7. I have to question your use of the COEXPRESSdb database. Given the low expression of DDX11L2, any signal is likely an instance of type I error, otherwise known as false positive. There are many more genes that are expressed at low levels than at high levels and this can introduce artificial correlations (this is because the dispersion of expression values is lower at a low/unexpressed value). For this reason, coexpression is considered far less reliable as an indicator of functional relationships when expression levels are low among the genes.

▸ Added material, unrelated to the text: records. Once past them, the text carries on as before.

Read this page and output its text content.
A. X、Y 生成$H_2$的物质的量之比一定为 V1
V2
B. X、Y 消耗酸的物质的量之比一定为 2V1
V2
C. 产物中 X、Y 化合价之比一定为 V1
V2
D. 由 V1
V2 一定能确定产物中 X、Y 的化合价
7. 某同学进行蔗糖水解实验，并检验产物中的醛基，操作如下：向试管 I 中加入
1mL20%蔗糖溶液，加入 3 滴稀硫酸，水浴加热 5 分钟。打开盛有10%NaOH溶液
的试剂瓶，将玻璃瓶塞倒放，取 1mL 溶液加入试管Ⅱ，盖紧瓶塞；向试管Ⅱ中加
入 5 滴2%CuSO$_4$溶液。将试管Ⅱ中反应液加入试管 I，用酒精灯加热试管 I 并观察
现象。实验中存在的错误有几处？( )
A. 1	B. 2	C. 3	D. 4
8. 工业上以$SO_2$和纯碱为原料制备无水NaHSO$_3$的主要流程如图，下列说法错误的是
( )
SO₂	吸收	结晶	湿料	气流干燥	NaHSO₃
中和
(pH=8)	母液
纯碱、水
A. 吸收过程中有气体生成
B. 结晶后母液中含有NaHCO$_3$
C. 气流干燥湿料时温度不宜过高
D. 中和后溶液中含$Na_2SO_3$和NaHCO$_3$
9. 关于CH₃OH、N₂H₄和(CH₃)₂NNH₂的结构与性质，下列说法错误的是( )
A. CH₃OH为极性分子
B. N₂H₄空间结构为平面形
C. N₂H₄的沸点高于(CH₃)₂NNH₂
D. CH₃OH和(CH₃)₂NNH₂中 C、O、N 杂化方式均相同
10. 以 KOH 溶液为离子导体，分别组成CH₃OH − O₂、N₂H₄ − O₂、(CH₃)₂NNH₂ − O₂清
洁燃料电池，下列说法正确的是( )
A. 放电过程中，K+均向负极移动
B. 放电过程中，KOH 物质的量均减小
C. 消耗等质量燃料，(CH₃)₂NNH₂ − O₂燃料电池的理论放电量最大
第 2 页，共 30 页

Moreover, coexpression is a notoriously faulty inference tool for functional relationships. Statistically, it has low precision and high recall. In layman’s terms, it is good at detecting signals, but poor at resolving true positives from false positives. This is compounded by the issue I highlighted earlier. If you want to infer a function for DDX11L2, you need to conduct experiments to validate its function. All else is mere hand-waving using unreliable correlations. Again, I have to encourage you to retract any functional inferences you make using coexpression data.

As a final note on this topic, in the future, it is an absolute necessity that you report the magnitude of the coexpression correlation. As with your reporting of expression data, you offer no context by which we can judge the strength of correlation. It is entirely possible that these correlations are illusory or a statistical artifact as I explained above. This type of functional relationship inference is my area of research so it disappoints me to see it done improperly.

8. You overlook the paralogous and orthologous relationships presented by Costa et al. (2009). This has been pointed out by others so I will not be elaborating here.

In sum, I believe that it is your duty as a scientist to retract this article. I do not believe that the data support your claims or conclusions. If you have any questions regarding my more technical objections, feel free to respond.